SUMBAR - Ketua Komisi Pemberantasan Korupsi (KPK) Firli Bahuri mengajak aparat penegak hukum di Sumatera Barat (Sumbar) berperan aktif dalam upaya pencegahan korupsi.
Hal itu disampaikan Firli saat menghadiri Rapat Program Pemberantasan Korupsi Terintegrasi Aparat Penegak Hukum Provinsi Sumatera Barat di Padang, Senin 20 Juni.
"Pencegahan mencakup perbaikan pada sistem sehingga meminimalkan terjadinya tindakan korupsi," ujar Firli.
Melalui upaya optimalisasi pencegahan, lanjutnya, aparat penegak hukum tidak hanya fokus pada penindakan saja karena masyarakat perlu mendapatkan edukasi lebih agar tidak terjerat dalam tindakan korupsi.
"Perlu ada semangat dan komitmen bersama pemberantasan korupsi dengan diawali satu kesamaan tujuan yaitu membebaskan Indonesia dari praktik korupsi, baik melalui penindakan, pendidikan, maupun upaya aktif melalui pencegahan," sambungnya, dikutip dari Antara.
Dia juga mengatakan pemberantasan korupsi di Indonesia tidak bisa dilakukan oleh satu instansi saja, yaitu KPK.
Konsep pemberantasan korupsi harus melibatkan seluruh pemangku kepentingan, mulai dari Kepolisian, Kejaksaan, Badan Pengawas Keuangan dan Pembangunan (BPKP), Aparat Pengawasan Intern Pemerintah (APIP), hingga peran masyarakat.
Dengan membangun sinergisme dan kerja sama yang solid, Firli optimistis pemberantasan korupsi di Indonesia bisa selesai.
Menurut dia, sinergisme dan koordinasi antarlembaga sudah seharusnya dimulai sejak penyelidikan dilakukan. Kepolisian bisa melakukan diskusi intensif dengan Kejaksaan dan BPKP untuk mencari nilai kerugian negara dari kasus yang sedang diselidiki.
Apabila hal tersebut berjalan pada saat perkara naik ke proses penyidikan, lanjutnya, maka hanya tinggal mengumpulkan keterangan dan bukti-bukti untuk menemukan tersangka. Dengan begitu, Kejaksaan tidak akan mengembalikan berkas perkara untuk dilengkapi atau P-19.

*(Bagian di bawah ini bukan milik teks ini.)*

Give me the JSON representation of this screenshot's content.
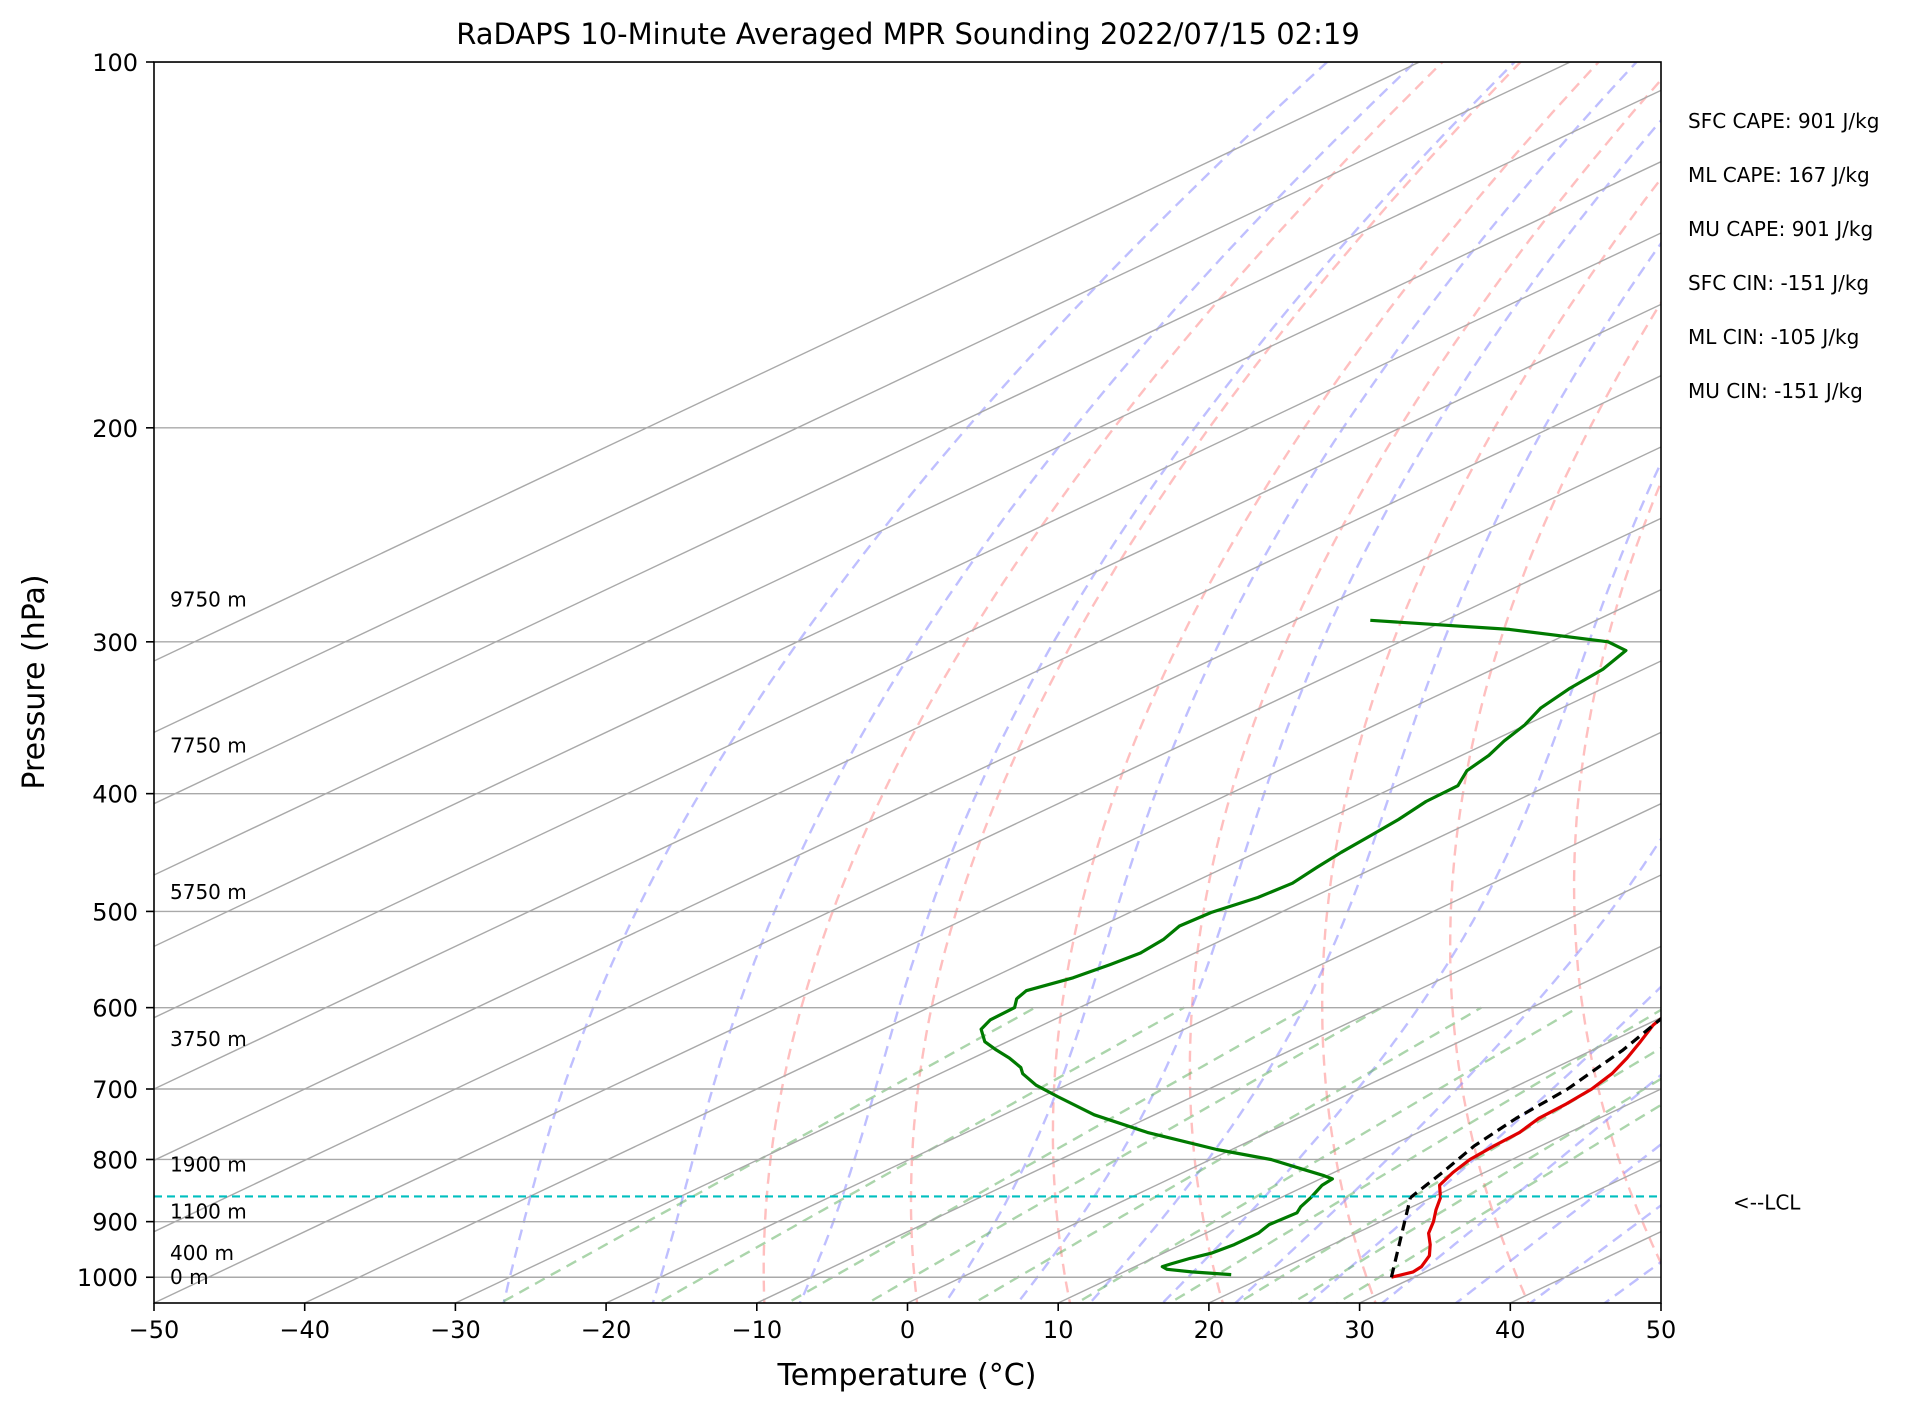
{
  "chart_data": {
    "type": "line",
    "title": "RaDAPS 10-Minute Averaged MPR Sounding 2022/07/15 02:19",
    "xlabel": "Temperature (°C)",
    "ylabel": "Pressure (hPa)",
    "xlim": [
      -50,
      50
    ],
    "ylim": [
      1050,
      100
    ],
    "y_scale": "log",
    "x_ticks": [
      -50,
      -40,
      -30,
      -20,
      -10,
      0,
      10,
      20,
      30,
      40,
      50
    ],
    "x_tick_labels": [
      "−50",
      "−40",
      "−30",
      "−20",
      "−10",
      "0",
      "10",
      "20",
      "30",
      "40",
      "50"
    ],
    "y_ticks": [
      1000,
      900,
      800,
      700,
      600,
      500,
      400,
      300,
      200,
      100
    ],
    "y_tick_labels": [
      "1000",
      "900",
      "800",
      "700",
      "600",
      "500",
      "400",
      "300",
      "200",
      "100"
    ],
    "series": [
      {
        "role": "temperature",
        "color": "#e00000",
        "style": "solid",
        "points": [
          [
            28.5,
            1000
          ],
          [
            29.2,
            990
          ],
          [
            29.0,
            980
          ],
          [
            28.0,
            960
          ],
          [
            26.5,
            940
          ],
          [
            24.8,
            920
          ],
          [
            23.5,
            900
          ],
          [
            22.0,
            880
          ],
          [
            20.6,
            860
          ],
          [
            19.7,
            850
          ],
          [
            18.8,
            840
          ],
          [
            17.9,
            820
          ],
          [
            17.2,
            800
          ],
          [
            16.9,
            780
          ],
          [
            16.7,
            760
          ],
          [
            16.0,
            740
          ],
          [
            15.8,
            720
          ],
          [
            15.4,
            700
          ],
          [
            14.6,
            680
          ],
          [
            13.4,
            660
          ],
          [
            12.0,
            640
          ],
          [
            10.5,
            620
          ],
          [
            9.5,
            600
          ],
          [
            8.0,
            580
          ],
          [
            6.5,
            560
          ],
          [
            5.6,
            550
          ],
          [
            3.8,
            530
          ],
          [
            1.8,
            510
          ],
          [
            0.5,
            500
          ],
          [
            -1.3,
            480
          ],
          [
            -2.4,
            470
          ],
          [
            -2.2,
            460
          ],
          [
            -4.2,
            440
          ],
          [
            -4.8,
            430
          ],
          [
            -6.4,
            410
          ],
          [
            -7.5,
            400
          ],
          [
            -9.1,
            385
          ],
          [
            -10.5,
            370
          ],
          [
            -11.5,
            360
          ],
          [
            -13.0,
            345
          ],
          [
            -14.3,
            330
          ],
          [
            -15.5,
            315
          ],
          [
            -16.0,
            305
          ],
          [
            -17.0,
            295
          ],
          [
            -18.0,
            285
          ]
        ]
      },
      {
        "role": "dewpoint",
        "color": "#007a00",
        "style": "solid",
        "points": [
          [
            17.5,
            995
          ],
          [
            14.5,
            990
          ],
          [
            12.5,
            985
          ],
          [
            11.8,
            980
          ],
          [
            12.0,
            975
          ],
          [
            12.5,
            965
          ],
          [
            13.2,
            955
          ],
          [
            13.5,
            940
          ],
          [
            13.5,
            920
          ],
          [
            13.0,
            905
          ],
          [
            13.2,
            885
          ],
          [
            12.6,
            875
          ],
          [
            12.0,
            860
          ],
          [
            11.5,
            850
          ],
          [
            11.0,
            840
          ],
          [
            10.8,
            830
          ],
          [
            9.8,
            825
          ],
          [
            7.5,
            815
          ],
          [
            4.0,
            800
          ],
          [
            -1.0,
            785
          ],
          [
            -8.0,
            760
          ],
          [
            -14.0,
            735
          ],
          [
            -19.0,
            710
          ],
          [
            -22.0,
            695
          ],
          [
            -24.5,
            680
          ],
          [
            -25.5,
            672
          ],
          [
            -27.6,
            660
          ],
          [
            -29.6,
            650
          ],
          [
            -31.5,
            640
          ],
          [
            -33.5,
            625
          ],
          [
            -34.2,
            614
          ],
          [
            -34.3,
            600
          ],
          [
            -35.4,
            590
          ],
          [
            -35.9,
            581
          ],
          [
            -34.6,
            567
          ],
          [
            -34.0,
            553
          ],
          [
            -33.6,
            541
          ],
          [
            -34.0,
            527
          ],
          [
            -34.8,
            514
          ],
          [
            -34.6,
            501
          ],
          [
            -33.6,
            487
          ],
          [
            -33.3,
            474
          ],
          [
            -33.9,
            460
          ],
          [
            -34.4,
            447
          ],
          [
            -34.8,
            433
          ],
          [
            -35.2,
            420
          ],
          [
            -35.9,
            406
          ],
          [
            -36.0,
            394
          ],
          [
            -37.5,
            383
          ],
          [
            -38.2,
            372
          ],
          [
            -39.2,
            362
          ],
          [
            -40.1,
            351
          ],
          [
            -41.4,
            340
          ],
          [
            -42.2,
            328
          ],
          [
            -42.7,
            316
          ],
          [
            -43.8,
            305
          ],
          [
            -46.2,
            300
          ],
          [
            -54.5,
            293
          ],
          [
            -65.0,
            288
          ]
        ]
      },
      {
        "role": "parcel",
        "color": "#000000",
        "style": "dashed",
        "points": [
          [
            28.5,
            1000
          ],
          [
            18.6,
            860
          ],
          [
            17.2,
            820
          ],
          [
            15.6,
            780
          ],
          [
            14.5,
            740
          ],
          [
            13.8,
            700
          ],
          [
            12.0,
            650
          ],
          [
            9.5,
            600
          ],
          [
            6.6,
            550
          ],
          [
            3.4,
            500
          ],
          [
            -0.5,
            450
          ],
          [
            -5.0,
            400
          ],
          [
            -8.4,
            370
          ],
          [
            -10.7,
            350
          ],
          [
            -13.1,
            330
          ],
          [
            -14.8,
            317
          ],
          [
            -17.0,
            300
          ],
          [
            -18.5,
            290
          ],
          [
            -20.2,
            280
          ]
        ]
      }
    ],
    "lcl": {
      "pressure": 858,
      "label": "<--LCL"
    },
    "height_labels": [
      {
        "label": "9750 m",
        "pressure": 277
      },
      {
        "label": "7750 m",
        "pressure": 365
      },
      {
        "label": "5750 m",
        "pressure": 482
      },
      {
        "label": "3750 m",
        "pressure": 637
      },
      {
        "label": "1900 m",
        "pressure": 808
      },
      {
        "label": "1100 m",
        "pressure": 883
      },
      {
        "label": "400 m",
        "pressure": 955
      },
      {
        "label": "0 m",
        "pressure": 1000
      }
    ],
    "indices": [
      "SFC CAPE: 901 J/kg",
      "ML CAPE: 167 J/kg",
      "MU CAPE: 901 J/kg",
      "SFC CIN: -151 J/kg",
      "ML CIN: -105 J/kg",
      "MU CIN: -151 J/kg"
    ],
    "background_lines": {
      "isotherms": {
        "color": "#a9a9a9",
        "style": "solid"
      },
      "isobars": {
        "color": "#a9a9a9",
        "style": "solid"
      },
      "dry_adiabats": {
        "color": "#ff8080",
        "style": "dashed",
        "theta_values": [
          260,
          270,
          280,
          290,
          300,
          310,
          320,
          330,
          340,
          350,
          360,
          370,
          380,
          390,
          400,
          410,
          420,
          430,
          440,
          450,
          460,
          470,
          480,
          490,
          500
        ]
      },
      "moist_adiabats": {
        "color": "#8080ff",
        "style": "dashed",
        "start_temps_1000": [
          -30,
          -20,
          -10,
          0,
          5,
          10,
          15,
          20,
          25,
          30,
          35,
          40,
          45
        ]
      },
      "mixing_ratio": {
        "color": "#66b266",
        "style": "dashed",
        "values_gkg": [
          0.4,
          1,
          2,
          3,
          5,
          8,
          12,
          16,
          20,
          24
        ]
      }
    },
    "grid": true,
    "legend": "none"
  }
}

"Kalau tidak dibicarakan tentu ada perbedaan persepsi dan tidak ketemu tujuannya. Makanya, berkas perkara bolak-balik," tambahnya.
BACA JUGA:
Sementara itu, Ketua Pengadilan Tinggi Padang Amril menyebutkan berdasarkan data di 2021, berkas perkara tindak pidana korupsi pada pengadilan tingkat pertama ialah 21 perkara, banding 17 perkara, dan kasasi 12 perkara.

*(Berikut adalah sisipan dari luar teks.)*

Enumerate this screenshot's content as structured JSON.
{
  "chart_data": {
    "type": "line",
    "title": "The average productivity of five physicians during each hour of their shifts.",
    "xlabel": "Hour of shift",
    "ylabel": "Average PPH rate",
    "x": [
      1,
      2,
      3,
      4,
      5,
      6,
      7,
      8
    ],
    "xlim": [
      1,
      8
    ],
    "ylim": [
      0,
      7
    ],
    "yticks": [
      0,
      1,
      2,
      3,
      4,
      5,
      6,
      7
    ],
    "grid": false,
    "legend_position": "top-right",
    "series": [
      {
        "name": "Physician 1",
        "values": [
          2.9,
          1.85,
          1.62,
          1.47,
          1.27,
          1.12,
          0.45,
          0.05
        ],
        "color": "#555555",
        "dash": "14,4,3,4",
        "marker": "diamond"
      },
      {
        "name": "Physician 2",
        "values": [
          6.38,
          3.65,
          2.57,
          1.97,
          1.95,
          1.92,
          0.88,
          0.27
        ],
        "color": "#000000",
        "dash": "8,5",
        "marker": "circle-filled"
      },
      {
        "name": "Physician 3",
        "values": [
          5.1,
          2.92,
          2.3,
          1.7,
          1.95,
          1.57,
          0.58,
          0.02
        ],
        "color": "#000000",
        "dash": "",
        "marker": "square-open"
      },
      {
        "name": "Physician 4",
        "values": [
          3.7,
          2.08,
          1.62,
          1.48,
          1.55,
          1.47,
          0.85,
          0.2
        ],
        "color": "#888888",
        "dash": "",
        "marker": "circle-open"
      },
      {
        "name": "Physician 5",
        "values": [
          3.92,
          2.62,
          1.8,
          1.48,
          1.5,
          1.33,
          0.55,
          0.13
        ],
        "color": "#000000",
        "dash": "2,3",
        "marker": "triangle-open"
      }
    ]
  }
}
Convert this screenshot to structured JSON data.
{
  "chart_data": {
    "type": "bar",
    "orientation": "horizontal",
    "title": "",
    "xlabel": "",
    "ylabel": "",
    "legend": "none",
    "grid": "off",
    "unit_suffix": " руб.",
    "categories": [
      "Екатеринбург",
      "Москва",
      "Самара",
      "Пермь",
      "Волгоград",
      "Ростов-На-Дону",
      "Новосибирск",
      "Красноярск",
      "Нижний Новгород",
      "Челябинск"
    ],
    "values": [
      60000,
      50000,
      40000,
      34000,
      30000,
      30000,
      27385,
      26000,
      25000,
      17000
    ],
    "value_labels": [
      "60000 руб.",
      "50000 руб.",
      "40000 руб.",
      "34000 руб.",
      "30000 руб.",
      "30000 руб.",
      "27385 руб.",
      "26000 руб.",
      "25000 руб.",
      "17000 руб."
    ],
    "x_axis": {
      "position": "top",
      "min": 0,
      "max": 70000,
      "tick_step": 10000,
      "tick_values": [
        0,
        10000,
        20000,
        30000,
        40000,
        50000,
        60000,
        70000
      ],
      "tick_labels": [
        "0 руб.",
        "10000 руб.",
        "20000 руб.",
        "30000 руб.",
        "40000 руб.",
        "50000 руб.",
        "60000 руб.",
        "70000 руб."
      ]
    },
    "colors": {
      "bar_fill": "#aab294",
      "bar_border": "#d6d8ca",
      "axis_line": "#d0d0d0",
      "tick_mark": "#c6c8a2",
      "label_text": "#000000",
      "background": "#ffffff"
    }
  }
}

Hingga pertengahan tahun 2022, kata Amril, data tersebut meningkat, yakni pelimpahan berkas perkara pada pengadilan tingkat pertama mencapai 22 perkara, banding 10 perkara, dan kasasi 13 perkara.
"Data ini tidak menggembirakan karena banyak perkara tipikor (tindak pidana korupsi) yang disidangkan. Perlu pencegahan terutama dari dana bantuan desa. Berdasarkan berita acara persidangan, kebanyakan kepala desa tidak mengetahui tindakan korupsi yang mereka lakukan," tandasnya.